Program Lanjut Usia Berdaya (SIDAYA) tak hanya mengasuh lansia, tapi juga memberdayakan mereka. Dengan prinsip active ageing sehat, merasa aman, dan tetap berpartisipasi, lansia bisa menjadi pelengkap harmoni keluarga. Bukan yang disingkirkan, tapi justru dirangkul sebagai penguat.

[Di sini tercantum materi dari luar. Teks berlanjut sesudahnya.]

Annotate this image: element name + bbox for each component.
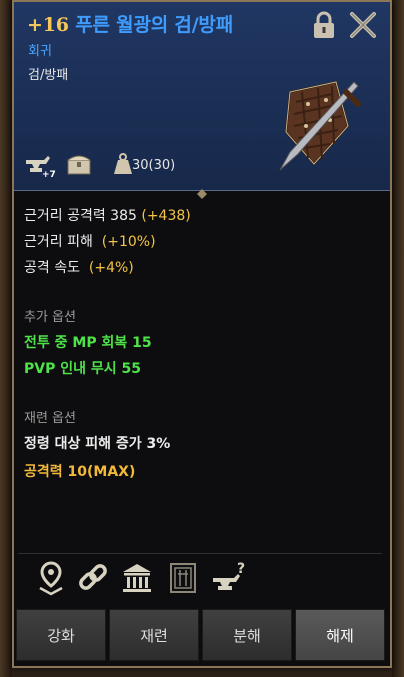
action-button-row: 강화 재련 분해 해제 bbox=[16, 609, 388, 661]
header-divider-ornament bbox=[197, 184, 207, 199]
weight-icon bbox=[112, 152, 134, 180]
bank-icon[interactable] bbox=[120, 560, 154, 600]
enhancement-level: +16 bbox=[27, 14, 69, 36]
enhance-button[interactable]: 강화 bbox=[16, 609, 106, 661]
item-action-icons: ? bbox=[34, 560, 274, 598]
disassemble-button[interactable]: 분해 bbox=[202, 609, 292, 661]
additional-option-line: PVP 인내 무시 55 bbox=[24, 361, 141, 377]
item-title: +16 푸른 월광의 검/방패 bbox=[27, 10, 233, 37]
additional-option-line: 전투 중 MP 회복 15 bbox=[24, 335, 152, 351]
chain-link-icon[interactable] bbox=[76, 560, 110, 600]
reforge-options-header: 재련 옵션 bbox=[24, 411, 76, 426]
item-grade: 회귀 bbox=[28, 44, 52, 59]
divider bbox=[18, 553, 382, 554]
release-button[interactable]: 해제 bbox=[295, 609, 385, 661]
stat-melee-attack: 근거리 공격력 385 (+438) bbox=[24, 208, 191, 224]
background-left-strip bbox=[0, 0, 12, 677]
stat-melee-damage: 근거리 피해 (+10%) bbox=[24, 234, 156, 250]
reforge-option-line: 공격력 10(MAX) bbox=[24, 464, 136, 480]
tooltip-header: +16 푸른 월광의 검/방패 회귀 검/방패 +7 30(30) bbox=[14, 2, 390, 191]
location-pin-icon[interactable] bbox=[34, 560, 68, 600]
item-type: 검/방패 bbox=[28, 68, 69, 83]
close-icon[interactable] bbox=[348, 10, 378, 40]
background-right-strip bbox=[392, 0, 404, 677]
stat-attack-speed: 공격 속도 (+4%) bbox=[24, 260, 134, 276]
reforge-button[interactable]: 재련 bbox=[109, 609, 199, 661]
enchant-count-badge: +7 bbox=[42, 170, 56, 180]
reforge-option-line: 정령 대상 피해 증가 3% bbox=[24, 436, 171, 452]
enchant-unknown-icon[interactable]: ? bbox=[210, 560, 250, 600]
weight-value: 30(30) bbox=[132, 158, 176, 173]
additional-options-header: 추가 옵션 bbox=[24, 310, 76, 325]
tradepost-icon[interactable] bbox=[166, 560, 200, 600]
chest-icon[interactable] bbox=[66, 152, 92, 180]
item-name: 푸른 월광의 검/방패 bbox=[75, 14, 233, 36]
sword-shield-image bbox=[268, 74, 364, 174]
svg-text:?: ? bbox=[237, 561, 245, 577]
item-tooltip: +16 푸른 월광의 검/방패 회귀 검/방패 +7 30(30) 근거리 공격… bbox=[12, 0, 392, 668]
lock-icon[interactable] bbox=[311, 10, 337, 40]
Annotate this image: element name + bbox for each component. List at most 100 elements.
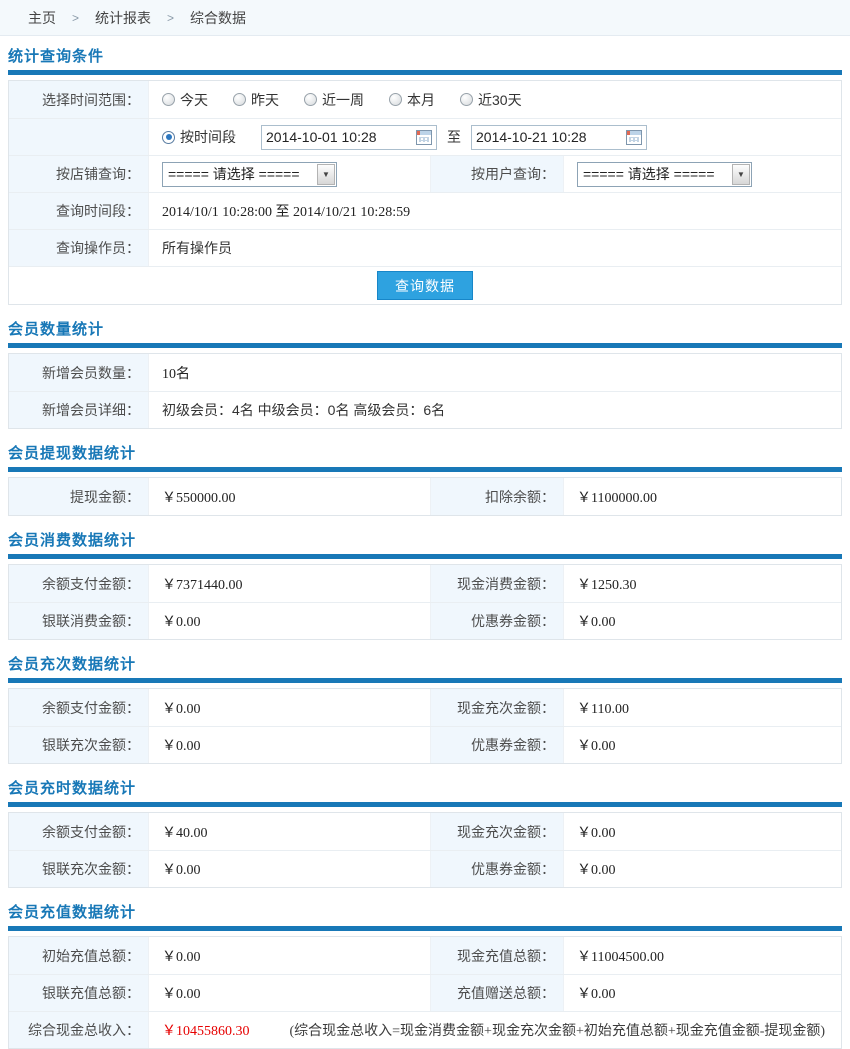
- row-value: ￥0.00: [564, 813, 841, 850]
- radio-period-icon[interactable]: [162, 131, 175, 144]
- radio-last-30-days-label: 近30天: [478, 90, 522, 110]
- row-label: 新增会员数量：: [9, 354, 149, 391]
- table-row: 银联消费金额： ￥0.00 优惠券金额： ￥0.00: [9, 602, 841, 639]
- breadcrumb-separator-icon: >: [167, 11, 174, 25]
- row-label: 银联充次金额：: [9, 727, 149, 763]
- breadcrumb-report[interactable]: 统计报表: [95, 8, 151, 28]
- radio-option-last-30-days[interactable]: 近30天: [460, 90, 522, 110]
- row-value: 10名: [149, 354, 841, 391]
- date-to-separator: 至: [447, 127, 461, 147]
- row-label: 余额支付金额：: [9, 565, 149, 602]
- radio-option-period[interactable]: 按时间段: [162, 127, 236, 147]
- row-label: 银联充次金额：: [9, 851, 149, 887]
- query-period-value: 2014/10/1 10:28:00 至 2014/10/21 10:28:59: [149, 193, 841, 229]
- withdraw-stats-table: 提现金额： ￥550000.00 扣除余额： ￥1100000.00: [8, 477, 842, 516]
- row-value: ￥1250.30: [564, 565, 841, 602]
- summary-label: 综合现金总收入：: [9, 1012, 149, 1048]
- query-period-row: 查询时间段： 2014/10/1 10:28:00 至 2014/10/21 1…: [9, 192, 841, 229]
- row-label: 银联充值总额：: [9, 975, 149, 1011]
- chevron-down-icon[interactable]: ▼: [732, 164, 750, 185]
- radio-option-today[interactable]: 今天: [162, 90, 208, 110]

Tema Harganas 2025, Dari Keluarga untuk Indonesia Maju, bukanlah seruan normatif. Ia adalah pengingat bahwa jika keluarga gagal membesarkan generasi yang sehat dan tangguh, maka tak ada Indonesia Emas di tahun 2045. Masa depan tidak ditentukan oleh siapa yang duduk di kursi menteri, tapi oleh siapa yang duduk di meja makan, dengan siapa anak-anak itu tumbuh, dengan nilai apa mereka dibesarkan.
Maka di hari keluarga ini, mari tengok isi piring anak-anak kita. Mari lihat siapa yang menyuapinya, siapa yang mendongengkannya malam ini, siapa yang mendengarkan curhatnya minggu ini. Karena di situlah letak strategi besar bangsa ini, di balik senyum anak yang kenyang, sehat, dan disayang.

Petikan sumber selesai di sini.